青森県弘前市
船乗りに正確な地図と羅針盤が必要なように、地域づくりに客観的なデータは欠かせない。今回は、りんご生産量日本一で、青森県唯一の国立大学「弘前大学」を擁する弘前市について、まちの羅針盤(地域づくりの方向性)を検討したい。
交流が盛んな都市(まち)
2015年国勢調査によれば、弘前市の昼間人口は19万人で、夜間人口(17・7万人)の107・2%の規模がある。青森市(101・5%)や八戸市(104・6%)より高く、人を集める誘引力の強さを示している。この点は地域経済循環にも、通勤者が集まるため雇用者所得は流出する、来訪者が同市で買い物などをするため民間消費額は流入する(しかも地域内総生産(GRP)の2割もの規模)といった傾向に表れている。
15歳以上80歳未満であるが、19年9月休日午後2時の弘前市の滞在人口は14・2万人で、うち県内市町村からの来訪者が15%(2・2万人)を占めており、遠くからの観光客ではなく、近隣からの交流人口が域内消費を潤していることが分かる。
江戸時代は弘前藩の城下町、戦前は軍都、戦後は学園都市として栄え「住み良い街」に、「小売業」などの生活関連産業を中心に第3次産業が集積したことが地域の魅力を醸成し、「訪れたい街」としての磁力も発しているのであろう。
近隣からを中心に人の流れを生み出し、それに伴って経済的な交わりも創出している活発な交流都市、それが弘前市である。
ただし、経済的な交流は地域を活性化させるが、地域でできることまで移輸入に頼ることは、逆効果となる。
弘前市の移輸出と移輸入の合計額は8808億円でGRPの1・55倍の規模があるが、純収支は大幅な移輸入超過で、域際収支は▲1371億円もの赤字(所得流出)に陥っており、地域に所得が残りにくい構造となっている。
民間の力を束ねる工夫を
「農業」が地域で最大の移輸出産業となっている一方、「食料品」は移輸入に頼っており、6次産業化に取り組む余地があることを感じさせる。

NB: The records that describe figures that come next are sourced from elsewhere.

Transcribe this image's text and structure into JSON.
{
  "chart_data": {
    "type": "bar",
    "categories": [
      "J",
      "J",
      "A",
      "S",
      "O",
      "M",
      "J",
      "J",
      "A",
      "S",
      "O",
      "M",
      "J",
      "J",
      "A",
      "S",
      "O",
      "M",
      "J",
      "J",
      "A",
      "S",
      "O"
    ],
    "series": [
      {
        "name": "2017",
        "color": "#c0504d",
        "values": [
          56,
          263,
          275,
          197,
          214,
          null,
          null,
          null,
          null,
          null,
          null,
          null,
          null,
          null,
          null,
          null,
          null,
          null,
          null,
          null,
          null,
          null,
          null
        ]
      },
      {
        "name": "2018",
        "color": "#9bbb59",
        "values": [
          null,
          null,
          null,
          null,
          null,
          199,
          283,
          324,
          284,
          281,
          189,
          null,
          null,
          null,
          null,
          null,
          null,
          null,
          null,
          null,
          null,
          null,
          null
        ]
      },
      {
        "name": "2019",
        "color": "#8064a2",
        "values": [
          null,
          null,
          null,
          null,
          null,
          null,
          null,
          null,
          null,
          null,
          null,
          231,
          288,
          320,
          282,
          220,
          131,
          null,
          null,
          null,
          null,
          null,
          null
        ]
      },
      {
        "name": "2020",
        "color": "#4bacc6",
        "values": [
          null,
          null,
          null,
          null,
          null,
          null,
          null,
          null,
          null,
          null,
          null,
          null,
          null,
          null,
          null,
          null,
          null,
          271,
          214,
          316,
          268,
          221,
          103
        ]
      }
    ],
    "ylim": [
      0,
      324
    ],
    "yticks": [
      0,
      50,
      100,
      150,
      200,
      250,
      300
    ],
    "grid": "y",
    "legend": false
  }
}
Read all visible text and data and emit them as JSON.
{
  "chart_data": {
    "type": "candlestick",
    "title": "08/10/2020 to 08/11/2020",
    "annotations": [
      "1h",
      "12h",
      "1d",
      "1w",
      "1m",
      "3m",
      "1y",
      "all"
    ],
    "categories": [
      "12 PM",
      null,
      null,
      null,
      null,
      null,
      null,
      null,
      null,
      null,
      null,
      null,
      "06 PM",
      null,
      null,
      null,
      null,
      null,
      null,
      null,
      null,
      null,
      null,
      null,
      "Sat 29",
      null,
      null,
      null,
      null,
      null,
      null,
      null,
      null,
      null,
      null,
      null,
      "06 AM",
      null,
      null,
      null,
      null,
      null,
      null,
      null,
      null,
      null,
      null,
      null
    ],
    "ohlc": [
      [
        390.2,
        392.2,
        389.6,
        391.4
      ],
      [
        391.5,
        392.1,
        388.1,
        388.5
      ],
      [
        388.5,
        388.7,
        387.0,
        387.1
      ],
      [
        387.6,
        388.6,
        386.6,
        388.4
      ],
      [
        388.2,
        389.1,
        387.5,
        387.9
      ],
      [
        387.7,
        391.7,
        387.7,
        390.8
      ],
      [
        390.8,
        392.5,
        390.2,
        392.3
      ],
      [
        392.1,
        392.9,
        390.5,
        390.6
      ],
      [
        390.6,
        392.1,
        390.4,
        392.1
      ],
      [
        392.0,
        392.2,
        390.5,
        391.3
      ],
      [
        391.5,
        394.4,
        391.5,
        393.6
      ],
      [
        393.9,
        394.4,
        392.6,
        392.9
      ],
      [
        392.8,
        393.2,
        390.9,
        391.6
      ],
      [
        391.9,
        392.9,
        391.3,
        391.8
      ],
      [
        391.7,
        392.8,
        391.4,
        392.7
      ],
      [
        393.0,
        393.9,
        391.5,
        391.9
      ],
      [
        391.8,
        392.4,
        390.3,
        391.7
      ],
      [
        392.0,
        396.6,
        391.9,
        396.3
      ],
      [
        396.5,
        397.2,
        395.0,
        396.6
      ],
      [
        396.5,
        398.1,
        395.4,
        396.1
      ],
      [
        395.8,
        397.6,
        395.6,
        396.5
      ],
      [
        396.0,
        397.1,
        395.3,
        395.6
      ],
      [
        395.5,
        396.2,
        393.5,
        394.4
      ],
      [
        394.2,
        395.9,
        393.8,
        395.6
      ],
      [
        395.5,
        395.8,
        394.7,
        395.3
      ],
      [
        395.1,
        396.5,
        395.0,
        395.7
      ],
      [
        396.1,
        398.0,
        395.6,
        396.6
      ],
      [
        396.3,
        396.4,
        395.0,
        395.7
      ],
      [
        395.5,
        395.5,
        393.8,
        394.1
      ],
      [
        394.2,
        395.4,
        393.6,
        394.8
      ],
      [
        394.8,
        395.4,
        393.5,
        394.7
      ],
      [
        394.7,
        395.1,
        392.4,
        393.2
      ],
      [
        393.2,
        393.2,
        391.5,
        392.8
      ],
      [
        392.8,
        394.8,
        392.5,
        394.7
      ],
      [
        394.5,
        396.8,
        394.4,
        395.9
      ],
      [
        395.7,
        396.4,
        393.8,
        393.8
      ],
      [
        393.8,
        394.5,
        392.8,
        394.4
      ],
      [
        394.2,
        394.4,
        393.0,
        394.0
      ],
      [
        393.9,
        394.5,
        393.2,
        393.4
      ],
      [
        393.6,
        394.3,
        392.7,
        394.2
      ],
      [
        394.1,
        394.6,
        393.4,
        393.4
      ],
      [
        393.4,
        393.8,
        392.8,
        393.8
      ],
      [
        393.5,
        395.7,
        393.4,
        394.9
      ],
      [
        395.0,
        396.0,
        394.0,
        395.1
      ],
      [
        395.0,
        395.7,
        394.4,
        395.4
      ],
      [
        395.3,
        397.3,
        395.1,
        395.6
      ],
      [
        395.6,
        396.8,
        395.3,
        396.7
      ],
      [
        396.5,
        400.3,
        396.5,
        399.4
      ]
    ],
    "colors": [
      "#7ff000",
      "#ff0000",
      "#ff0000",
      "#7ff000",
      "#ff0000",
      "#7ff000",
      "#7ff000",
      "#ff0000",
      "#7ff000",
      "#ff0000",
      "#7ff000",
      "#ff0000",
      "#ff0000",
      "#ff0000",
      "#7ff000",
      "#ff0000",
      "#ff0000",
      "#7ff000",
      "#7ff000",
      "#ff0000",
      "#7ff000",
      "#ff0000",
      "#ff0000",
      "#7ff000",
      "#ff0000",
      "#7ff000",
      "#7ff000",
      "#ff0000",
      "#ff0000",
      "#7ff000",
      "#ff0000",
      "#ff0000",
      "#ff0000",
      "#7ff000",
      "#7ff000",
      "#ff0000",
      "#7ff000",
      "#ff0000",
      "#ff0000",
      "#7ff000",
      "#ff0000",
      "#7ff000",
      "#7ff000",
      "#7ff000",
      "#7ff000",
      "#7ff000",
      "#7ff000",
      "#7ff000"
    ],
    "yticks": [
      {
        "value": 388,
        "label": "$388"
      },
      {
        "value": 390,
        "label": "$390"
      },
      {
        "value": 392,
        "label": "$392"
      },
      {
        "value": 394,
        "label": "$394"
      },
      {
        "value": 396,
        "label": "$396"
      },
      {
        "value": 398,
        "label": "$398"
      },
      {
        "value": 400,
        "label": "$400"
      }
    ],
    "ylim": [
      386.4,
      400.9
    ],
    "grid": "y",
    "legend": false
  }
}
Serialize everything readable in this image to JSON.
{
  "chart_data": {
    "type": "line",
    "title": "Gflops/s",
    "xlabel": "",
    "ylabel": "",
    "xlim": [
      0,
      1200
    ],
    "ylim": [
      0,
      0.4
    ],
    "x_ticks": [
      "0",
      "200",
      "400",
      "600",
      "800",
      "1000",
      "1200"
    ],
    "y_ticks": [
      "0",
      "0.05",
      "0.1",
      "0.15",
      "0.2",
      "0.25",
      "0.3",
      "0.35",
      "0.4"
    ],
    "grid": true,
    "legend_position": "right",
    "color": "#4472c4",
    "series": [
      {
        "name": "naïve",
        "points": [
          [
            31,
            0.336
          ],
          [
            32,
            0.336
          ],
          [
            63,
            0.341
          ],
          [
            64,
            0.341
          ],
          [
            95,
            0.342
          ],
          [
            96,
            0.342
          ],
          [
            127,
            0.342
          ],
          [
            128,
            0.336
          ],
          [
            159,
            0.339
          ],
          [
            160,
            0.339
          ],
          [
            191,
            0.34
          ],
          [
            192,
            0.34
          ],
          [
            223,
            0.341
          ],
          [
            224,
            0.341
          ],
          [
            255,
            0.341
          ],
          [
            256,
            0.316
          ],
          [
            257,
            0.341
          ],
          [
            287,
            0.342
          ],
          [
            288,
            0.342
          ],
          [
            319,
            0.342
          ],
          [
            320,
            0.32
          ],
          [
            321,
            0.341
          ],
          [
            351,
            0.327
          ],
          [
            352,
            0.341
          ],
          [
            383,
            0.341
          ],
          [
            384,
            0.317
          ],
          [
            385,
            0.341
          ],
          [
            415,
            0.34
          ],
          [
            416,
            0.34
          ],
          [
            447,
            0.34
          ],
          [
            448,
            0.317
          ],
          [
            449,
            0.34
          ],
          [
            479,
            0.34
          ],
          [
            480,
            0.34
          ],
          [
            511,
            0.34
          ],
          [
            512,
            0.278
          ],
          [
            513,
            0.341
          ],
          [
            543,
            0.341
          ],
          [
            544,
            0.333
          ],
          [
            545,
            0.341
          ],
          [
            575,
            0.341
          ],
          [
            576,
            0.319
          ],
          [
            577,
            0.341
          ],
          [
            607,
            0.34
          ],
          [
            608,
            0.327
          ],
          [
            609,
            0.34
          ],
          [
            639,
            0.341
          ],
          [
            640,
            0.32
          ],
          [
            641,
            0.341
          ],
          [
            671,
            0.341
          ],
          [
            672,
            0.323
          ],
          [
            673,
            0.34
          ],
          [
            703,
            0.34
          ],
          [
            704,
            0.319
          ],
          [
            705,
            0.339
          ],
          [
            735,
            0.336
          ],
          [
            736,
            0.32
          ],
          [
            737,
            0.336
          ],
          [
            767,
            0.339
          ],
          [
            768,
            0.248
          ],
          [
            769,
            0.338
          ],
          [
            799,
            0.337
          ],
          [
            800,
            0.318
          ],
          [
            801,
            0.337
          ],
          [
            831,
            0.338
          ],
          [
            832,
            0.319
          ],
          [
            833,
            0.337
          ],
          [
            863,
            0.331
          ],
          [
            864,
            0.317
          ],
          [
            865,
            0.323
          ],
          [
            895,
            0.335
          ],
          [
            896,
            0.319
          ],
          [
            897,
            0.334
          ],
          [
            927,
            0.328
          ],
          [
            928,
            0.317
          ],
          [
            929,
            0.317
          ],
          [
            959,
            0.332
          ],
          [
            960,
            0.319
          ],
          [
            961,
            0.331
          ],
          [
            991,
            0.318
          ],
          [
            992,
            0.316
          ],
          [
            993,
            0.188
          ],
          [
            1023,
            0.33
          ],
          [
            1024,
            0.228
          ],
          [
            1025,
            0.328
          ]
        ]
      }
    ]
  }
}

弘前市役所の「りんご課」では販売額向上を主な目標に「りんご産業イノベーション戦略」を進めているが、ここに地域に残る所得を増やす目線を加えたらどうか。
富山県の「富山湾鮨」は素材単品ではなく食という体験提供に地域を挙げて取り組んだことで高付加価値化を実現した。同じ発想で、りんご単品にとらわれずに地域ブランド化を進めていけば、民間が知恵を絞って多様な「商い」の可能性を広げるであろう。
また、PPP/PFI事業にも、今後は地域経済循環の観点を加えて取り組む必要があるのではないか。
人口が減少するなか、施設の更新などのPFI事業のみならず、余剰が生じる公有施設の新たな活用方法といったPPP事業も広まるであろう。その際、いったん地域外の企業に任せると継続的に所得が流出することになる。できないことは仕方がないが、地域でできることは自分たちで担っていくことが重要となる。
幸い、弘前市には第3次産業に厚みがあり多種多様な業種があるほか、学園都市であることもあって一定のナレッジ産業も存在する。これら民間の力を合わせることで、大企業にも負けずにPPP/PFI事業に取り組むことができるであろう。地域総合経済団体たる商工会議所も、個社支援のみならず、PPPプラットフォーム(民間の力を擦り合わせる場)を設けるといった取り組みが求められるのではないか。
地域の魅力は行政だけでつくるものではなく、民間がビジネスとして継続的に取り組むことで、幅広く奥深い味わいを生み出し、その地域ならではのクリエーティビティーの土壌となっていく。
経済構造そのものを資源として捉えて、民の力を束ねてビジネスでまちづくりを進めること、それが弘前市の羅針盤である。